Sin da subito il nuovo Padrone di Fiume Colonnello Antun Kargacin emanò l’Ordinanza per l’obbligo della Leva Militare per migliaia di giovani fiumani nati dal 1900 al 1927, che furono “deportati” in Bosnia indossando la divisa militare jugoslava. Lo scopo? Toglierli dalla città nei giorni in cui la Delegazione dei 4 Grandi sarebbe arrivata per accertare l’italianità o la slavità di Fiume.
Nelle fabbriche era molto in uso anche l’epurazione giustificata con il logoro status di reazionario o nemico del popolo. E anche gli antifascisti pagavano la loro opposizione ai nuovi arrivati come Giovanni Stercich, ex Segretario di Riccardo Zanella, che fu esule durante il ventennio fascista e promotore di iniziative autonomiste dopo il 1943.

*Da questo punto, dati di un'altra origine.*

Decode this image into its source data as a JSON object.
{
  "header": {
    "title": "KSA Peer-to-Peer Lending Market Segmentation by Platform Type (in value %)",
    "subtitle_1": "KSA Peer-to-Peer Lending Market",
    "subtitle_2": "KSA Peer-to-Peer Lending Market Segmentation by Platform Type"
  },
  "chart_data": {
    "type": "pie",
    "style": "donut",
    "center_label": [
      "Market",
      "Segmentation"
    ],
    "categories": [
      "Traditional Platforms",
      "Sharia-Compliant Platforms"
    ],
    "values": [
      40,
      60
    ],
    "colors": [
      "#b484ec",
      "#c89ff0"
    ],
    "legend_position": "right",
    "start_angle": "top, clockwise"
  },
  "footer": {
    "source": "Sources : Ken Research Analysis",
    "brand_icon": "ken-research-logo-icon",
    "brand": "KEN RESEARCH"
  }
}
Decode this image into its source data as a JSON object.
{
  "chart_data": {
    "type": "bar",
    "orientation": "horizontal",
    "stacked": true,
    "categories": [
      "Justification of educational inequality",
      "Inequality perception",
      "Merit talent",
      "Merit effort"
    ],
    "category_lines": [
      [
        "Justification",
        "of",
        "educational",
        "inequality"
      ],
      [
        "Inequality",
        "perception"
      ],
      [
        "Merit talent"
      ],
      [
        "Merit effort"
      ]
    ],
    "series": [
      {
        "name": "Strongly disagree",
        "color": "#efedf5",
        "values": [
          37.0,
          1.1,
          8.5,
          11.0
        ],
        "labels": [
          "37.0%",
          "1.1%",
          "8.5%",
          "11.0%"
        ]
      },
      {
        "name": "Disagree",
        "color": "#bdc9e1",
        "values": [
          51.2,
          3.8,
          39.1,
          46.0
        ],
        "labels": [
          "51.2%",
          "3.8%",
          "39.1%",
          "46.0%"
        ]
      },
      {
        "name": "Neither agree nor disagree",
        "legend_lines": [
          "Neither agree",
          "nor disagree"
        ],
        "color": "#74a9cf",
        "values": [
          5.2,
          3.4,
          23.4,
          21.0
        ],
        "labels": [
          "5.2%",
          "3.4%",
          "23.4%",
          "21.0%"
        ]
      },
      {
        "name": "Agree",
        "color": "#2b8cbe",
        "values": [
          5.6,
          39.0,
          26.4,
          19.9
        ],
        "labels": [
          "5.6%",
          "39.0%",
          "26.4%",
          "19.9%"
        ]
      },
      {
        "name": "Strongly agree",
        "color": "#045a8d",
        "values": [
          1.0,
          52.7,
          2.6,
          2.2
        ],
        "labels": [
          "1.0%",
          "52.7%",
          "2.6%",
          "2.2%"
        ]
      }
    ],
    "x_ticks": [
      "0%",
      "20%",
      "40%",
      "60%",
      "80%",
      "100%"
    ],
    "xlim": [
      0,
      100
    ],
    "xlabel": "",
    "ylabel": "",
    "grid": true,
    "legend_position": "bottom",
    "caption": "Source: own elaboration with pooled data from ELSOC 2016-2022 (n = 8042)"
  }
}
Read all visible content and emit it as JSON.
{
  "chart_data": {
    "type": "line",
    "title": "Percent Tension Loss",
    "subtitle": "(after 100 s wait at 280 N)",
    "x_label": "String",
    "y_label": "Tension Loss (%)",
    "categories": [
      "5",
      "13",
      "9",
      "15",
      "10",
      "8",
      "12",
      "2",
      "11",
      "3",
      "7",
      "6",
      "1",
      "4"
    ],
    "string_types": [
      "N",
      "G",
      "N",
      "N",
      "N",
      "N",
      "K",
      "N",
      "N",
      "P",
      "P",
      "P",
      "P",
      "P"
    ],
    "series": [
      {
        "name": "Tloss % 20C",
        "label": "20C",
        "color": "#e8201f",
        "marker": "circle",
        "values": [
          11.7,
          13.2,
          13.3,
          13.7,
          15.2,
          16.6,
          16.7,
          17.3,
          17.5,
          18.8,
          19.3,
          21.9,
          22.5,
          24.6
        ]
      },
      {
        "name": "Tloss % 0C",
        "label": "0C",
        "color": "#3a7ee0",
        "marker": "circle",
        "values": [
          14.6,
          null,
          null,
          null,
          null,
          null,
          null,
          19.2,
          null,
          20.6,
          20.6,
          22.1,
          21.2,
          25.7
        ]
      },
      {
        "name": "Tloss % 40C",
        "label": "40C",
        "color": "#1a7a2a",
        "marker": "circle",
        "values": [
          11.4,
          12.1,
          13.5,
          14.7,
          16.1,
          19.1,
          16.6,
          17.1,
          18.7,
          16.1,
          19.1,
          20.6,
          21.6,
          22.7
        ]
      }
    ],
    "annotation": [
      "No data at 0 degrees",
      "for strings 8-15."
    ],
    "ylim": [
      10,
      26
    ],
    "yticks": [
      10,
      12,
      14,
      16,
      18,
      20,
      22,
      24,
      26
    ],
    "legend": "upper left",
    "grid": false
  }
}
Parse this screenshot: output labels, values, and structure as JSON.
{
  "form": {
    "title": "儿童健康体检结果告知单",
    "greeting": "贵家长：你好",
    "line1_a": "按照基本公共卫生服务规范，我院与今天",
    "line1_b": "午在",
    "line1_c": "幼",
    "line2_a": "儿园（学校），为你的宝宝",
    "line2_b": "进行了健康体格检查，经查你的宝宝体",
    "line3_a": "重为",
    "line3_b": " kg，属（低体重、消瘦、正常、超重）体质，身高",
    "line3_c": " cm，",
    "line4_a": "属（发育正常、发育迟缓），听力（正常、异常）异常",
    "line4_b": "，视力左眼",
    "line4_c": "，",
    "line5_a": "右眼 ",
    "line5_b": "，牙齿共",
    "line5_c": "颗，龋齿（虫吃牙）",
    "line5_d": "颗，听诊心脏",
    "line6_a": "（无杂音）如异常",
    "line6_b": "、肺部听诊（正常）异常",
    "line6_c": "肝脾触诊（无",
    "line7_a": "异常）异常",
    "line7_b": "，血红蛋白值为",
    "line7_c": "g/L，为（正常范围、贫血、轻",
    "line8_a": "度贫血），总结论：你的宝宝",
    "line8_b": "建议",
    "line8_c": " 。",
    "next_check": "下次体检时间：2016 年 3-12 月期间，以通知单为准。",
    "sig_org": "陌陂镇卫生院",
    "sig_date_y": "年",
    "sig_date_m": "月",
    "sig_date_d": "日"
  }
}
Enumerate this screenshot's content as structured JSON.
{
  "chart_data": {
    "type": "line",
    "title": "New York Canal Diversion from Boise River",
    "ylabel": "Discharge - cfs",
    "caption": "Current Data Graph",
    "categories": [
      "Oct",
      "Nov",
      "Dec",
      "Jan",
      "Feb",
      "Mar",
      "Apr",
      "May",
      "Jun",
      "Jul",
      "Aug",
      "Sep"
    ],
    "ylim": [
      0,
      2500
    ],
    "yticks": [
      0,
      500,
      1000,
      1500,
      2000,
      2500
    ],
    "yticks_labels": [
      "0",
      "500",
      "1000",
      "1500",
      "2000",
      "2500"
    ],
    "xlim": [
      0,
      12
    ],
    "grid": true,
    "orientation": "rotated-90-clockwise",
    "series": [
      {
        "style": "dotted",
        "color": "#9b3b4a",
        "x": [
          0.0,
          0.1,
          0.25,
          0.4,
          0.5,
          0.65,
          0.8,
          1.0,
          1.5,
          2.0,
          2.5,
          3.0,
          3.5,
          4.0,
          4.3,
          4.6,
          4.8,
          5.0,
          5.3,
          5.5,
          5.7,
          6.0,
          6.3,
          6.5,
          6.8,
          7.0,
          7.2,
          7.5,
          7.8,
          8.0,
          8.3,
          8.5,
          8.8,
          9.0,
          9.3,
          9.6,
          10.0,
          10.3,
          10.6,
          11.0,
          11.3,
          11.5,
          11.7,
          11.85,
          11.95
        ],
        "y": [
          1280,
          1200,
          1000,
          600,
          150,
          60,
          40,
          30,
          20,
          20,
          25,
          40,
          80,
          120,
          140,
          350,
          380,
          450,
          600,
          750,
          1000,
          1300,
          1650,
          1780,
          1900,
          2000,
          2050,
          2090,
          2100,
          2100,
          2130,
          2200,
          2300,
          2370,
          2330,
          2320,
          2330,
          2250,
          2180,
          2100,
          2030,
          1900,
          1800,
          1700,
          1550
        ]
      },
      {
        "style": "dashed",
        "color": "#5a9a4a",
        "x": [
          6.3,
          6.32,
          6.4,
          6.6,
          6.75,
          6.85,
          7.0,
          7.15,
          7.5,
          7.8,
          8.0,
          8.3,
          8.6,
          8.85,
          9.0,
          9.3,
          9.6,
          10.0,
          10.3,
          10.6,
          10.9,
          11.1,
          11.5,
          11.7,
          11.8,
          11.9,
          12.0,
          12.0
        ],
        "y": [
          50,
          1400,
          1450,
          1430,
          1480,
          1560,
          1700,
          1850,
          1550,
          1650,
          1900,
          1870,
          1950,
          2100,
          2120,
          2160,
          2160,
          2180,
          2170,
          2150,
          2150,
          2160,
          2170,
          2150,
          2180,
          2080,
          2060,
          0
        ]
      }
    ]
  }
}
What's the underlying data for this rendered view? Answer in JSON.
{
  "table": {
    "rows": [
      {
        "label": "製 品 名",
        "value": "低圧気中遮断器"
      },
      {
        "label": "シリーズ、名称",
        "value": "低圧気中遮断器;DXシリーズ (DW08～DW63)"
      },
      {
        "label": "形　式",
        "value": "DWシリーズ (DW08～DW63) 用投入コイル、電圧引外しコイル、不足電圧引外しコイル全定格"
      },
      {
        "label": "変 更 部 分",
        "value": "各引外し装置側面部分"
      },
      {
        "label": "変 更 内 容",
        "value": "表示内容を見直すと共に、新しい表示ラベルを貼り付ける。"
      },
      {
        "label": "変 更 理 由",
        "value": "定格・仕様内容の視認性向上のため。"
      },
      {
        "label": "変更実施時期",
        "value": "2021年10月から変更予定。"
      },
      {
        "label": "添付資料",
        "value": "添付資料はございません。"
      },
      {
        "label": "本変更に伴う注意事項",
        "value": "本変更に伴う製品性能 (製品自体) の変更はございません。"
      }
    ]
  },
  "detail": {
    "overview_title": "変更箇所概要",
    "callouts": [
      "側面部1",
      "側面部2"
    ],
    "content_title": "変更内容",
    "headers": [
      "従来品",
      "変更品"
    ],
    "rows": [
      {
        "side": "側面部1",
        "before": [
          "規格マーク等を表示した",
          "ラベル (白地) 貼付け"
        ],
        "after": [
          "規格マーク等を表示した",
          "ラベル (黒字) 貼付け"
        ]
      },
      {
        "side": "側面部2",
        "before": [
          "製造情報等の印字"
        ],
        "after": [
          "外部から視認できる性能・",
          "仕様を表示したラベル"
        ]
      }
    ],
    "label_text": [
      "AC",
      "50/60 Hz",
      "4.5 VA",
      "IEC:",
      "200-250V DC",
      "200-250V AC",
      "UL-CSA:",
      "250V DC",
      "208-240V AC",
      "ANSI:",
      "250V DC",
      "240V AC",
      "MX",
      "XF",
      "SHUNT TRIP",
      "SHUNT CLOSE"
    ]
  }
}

Nelle scuole furono diminuite le ore di italiano e latino, introdotto l’insegnamento obbligatorio della lingua croata e sostituito il tedesco. Poiché il Corpo Insegnanti si era rifiutato di sottoscrivere una petizione per l’annessione di Fiume alla Jugoslavia, i professori a ruolo furono ridotti da 110 a 31 e sostituiti con elementi fidati. L’autorità degli insegnanti fu poi azzerata venendo nominati i bidelli quali fiduciari di istituto e creati comitati studenteschi con funzioni di controllo e propaganda.